On Friday, Nancy Pelosi is going to propose a tweak to the 25th Amendment. That’s the part of the Constitution that allows a President to be removed from office under certain circumstances.

Nancy Pelosi says Donald Trump is suffering 'disassociation from reality'. Credit: AP

Section Four allows the Vice President and a majority of the Cabinet to act to transfer power from the President if they judge he "is unable to discharge the powers and duties of his office".

But the Speaker is suggesting that a special Congressional commission should be set up that would also have a role in deciding if the President is mentally impaired.

It follows Pelosi’s claim on Thursday that the President is suffering "disassociation from reality." 

The implication is pretty stark - that Donald Trump is emotionally or mentally incapable of holding the presidency.

President Donald Trump, after taking off his mask on returning to the White House after his hospital stay Credit: Alex Brandon/AP

Plenty of Democrats - and some doctors too - are suggesting that perhaps the strong medication he is on - the Remdesivir and the Dexamethasone - are impairing his judgement. 

In particular, they are pointing out that the side effects of Dexamethasone can include mood swings, insomnia and (according to the drug label) "frank psychotic manifestations."

It’s true that Trump’s tweets and comments over the last few days are erratic even by his standards.

Democratic vice presidential candidate Kamala Harris. Credit: AP/Carolyn Kaster

And some of his comments are just distasteful and absurd, such as calling Senator Kamala Harris a monster and a communist.

Predictably, the President is firing back, accusing Pelosi of being crazy.  

That’s where we are in these final weeks of the campaign - the president and the Speaker exchanging these bizarre barbs. 

It should be added that there is no chance of Pelosi succeeding in changing the US constitution.
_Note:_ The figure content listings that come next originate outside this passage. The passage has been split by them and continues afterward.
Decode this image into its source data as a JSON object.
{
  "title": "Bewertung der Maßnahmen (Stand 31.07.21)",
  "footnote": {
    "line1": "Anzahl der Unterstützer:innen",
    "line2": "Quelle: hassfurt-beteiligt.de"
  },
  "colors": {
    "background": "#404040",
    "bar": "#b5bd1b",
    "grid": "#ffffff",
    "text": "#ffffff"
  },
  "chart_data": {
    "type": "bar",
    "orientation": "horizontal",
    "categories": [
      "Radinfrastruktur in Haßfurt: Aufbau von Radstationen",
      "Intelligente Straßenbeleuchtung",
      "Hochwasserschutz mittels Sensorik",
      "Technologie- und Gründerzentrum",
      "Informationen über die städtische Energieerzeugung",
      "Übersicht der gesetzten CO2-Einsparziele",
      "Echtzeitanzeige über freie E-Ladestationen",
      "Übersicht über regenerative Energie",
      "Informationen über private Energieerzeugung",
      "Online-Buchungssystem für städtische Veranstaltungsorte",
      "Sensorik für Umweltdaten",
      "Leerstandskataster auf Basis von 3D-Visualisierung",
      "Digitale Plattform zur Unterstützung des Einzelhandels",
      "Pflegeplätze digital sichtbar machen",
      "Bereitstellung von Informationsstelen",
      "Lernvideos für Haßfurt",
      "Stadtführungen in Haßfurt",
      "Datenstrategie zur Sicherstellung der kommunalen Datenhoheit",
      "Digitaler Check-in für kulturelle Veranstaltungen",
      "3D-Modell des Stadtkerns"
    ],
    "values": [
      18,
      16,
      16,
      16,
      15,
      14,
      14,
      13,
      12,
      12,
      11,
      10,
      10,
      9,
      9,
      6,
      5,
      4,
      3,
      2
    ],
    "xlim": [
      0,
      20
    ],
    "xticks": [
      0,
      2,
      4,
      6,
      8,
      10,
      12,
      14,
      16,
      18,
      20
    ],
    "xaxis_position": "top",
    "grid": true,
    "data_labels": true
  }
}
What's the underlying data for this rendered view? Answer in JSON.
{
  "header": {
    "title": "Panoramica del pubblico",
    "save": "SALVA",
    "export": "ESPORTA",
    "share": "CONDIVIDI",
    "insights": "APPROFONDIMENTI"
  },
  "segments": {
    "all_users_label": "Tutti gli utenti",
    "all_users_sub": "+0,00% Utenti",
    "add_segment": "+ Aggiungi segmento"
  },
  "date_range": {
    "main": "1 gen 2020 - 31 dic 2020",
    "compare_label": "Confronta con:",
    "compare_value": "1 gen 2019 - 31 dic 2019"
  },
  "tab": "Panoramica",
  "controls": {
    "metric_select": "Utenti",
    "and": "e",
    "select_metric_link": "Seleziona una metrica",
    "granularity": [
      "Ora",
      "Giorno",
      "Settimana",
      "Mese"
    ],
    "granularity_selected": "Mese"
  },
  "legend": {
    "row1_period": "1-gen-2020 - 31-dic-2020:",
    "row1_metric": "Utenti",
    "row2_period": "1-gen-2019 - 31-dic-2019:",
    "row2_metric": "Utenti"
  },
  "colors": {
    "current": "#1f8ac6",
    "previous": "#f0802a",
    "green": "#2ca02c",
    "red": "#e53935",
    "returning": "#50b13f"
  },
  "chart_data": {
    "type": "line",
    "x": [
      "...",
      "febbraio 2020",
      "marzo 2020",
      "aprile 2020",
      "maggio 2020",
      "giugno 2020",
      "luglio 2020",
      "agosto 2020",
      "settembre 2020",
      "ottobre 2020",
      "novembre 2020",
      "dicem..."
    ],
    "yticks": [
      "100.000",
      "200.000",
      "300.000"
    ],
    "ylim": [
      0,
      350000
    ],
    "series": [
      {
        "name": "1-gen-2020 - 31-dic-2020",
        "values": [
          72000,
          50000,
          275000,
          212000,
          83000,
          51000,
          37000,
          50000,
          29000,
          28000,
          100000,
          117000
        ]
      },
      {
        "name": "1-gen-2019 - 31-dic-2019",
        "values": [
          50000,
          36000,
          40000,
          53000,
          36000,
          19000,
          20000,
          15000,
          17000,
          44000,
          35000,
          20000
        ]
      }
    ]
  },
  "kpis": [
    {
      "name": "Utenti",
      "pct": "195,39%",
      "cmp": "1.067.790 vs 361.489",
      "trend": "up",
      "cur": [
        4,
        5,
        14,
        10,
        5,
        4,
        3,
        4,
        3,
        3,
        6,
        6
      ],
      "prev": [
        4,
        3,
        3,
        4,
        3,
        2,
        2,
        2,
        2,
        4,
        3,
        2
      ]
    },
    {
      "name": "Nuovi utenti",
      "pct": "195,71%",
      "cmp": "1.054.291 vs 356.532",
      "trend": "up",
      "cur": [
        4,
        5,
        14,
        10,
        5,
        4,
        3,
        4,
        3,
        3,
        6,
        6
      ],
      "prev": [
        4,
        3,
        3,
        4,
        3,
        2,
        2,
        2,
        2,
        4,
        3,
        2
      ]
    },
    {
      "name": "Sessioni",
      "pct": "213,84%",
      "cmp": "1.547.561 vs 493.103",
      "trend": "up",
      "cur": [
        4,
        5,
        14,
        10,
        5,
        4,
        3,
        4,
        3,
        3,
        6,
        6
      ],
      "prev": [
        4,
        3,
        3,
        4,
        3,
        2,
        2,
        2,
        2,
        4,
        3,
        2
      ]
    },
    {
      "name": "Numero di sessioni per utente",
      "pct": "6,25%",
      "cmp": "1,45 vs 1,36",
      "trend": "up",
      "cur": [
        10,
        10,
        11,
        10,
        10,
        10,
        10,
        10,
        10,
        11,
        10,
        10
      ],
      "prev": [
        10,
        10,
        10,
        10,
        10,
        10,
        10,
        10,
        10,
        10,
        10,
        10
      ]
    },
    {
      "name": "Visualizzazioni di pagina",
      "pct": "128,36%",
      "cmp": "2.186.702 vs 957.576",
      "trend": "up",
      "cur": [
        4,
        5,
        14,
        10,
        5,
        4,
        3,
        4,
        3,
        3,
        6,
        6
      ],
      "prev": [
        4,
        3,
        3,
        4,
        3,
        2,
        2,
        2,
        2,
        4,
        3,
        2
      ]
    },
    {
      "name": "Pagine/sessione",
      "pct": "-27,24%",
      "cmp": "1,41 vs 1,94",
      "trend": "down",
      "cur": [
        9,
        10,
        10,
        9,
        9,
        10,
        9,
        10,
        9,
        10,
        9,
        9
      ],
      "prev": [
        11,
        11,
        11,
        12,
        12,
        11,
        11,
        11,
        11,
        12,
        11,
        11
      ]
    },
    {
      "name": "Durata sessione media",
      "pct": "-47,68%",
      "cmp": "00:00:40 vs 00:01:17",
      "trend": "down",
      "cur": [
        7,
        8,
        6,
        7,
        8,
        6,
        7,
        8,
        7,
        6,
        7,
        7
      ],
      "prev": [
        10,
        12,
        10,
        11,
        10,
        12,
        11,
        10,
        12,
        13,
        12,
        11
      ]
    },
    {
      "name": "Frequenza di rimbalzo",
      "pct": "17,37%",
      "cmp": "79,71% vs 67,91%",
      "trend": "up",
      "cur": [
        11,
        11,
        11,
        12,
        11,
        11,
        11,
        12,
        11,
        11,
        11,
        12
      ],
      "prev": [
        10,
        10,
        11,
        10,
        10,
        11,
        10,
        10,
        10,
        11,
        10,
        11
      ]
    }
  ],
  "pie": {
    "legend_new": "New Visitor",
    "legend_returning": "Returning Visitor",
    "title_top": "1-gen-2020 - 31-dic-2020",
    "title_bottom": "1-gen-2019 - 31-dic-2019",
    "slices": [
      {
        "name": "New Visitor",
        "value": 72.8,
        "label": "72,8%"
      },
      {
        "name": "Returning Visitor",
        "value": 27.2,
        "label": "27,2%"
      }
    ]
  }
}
But it’s intended to rattle the President. This is psychological warfare and that tactic is likely to succeed.

Trump allies in Congress are accusing Pelosi of mounting a coup. 

On Saturday we may see Trump properly for the first time for several weeks.

In recent days, all of his appearances have been via Tweeted videos choreographed by the White House.

We are in the final stretch of this campaign.  

It was always going to be ugly. But no one could have anticipated that it would end like this.

And who says there aren’t more surprises in store?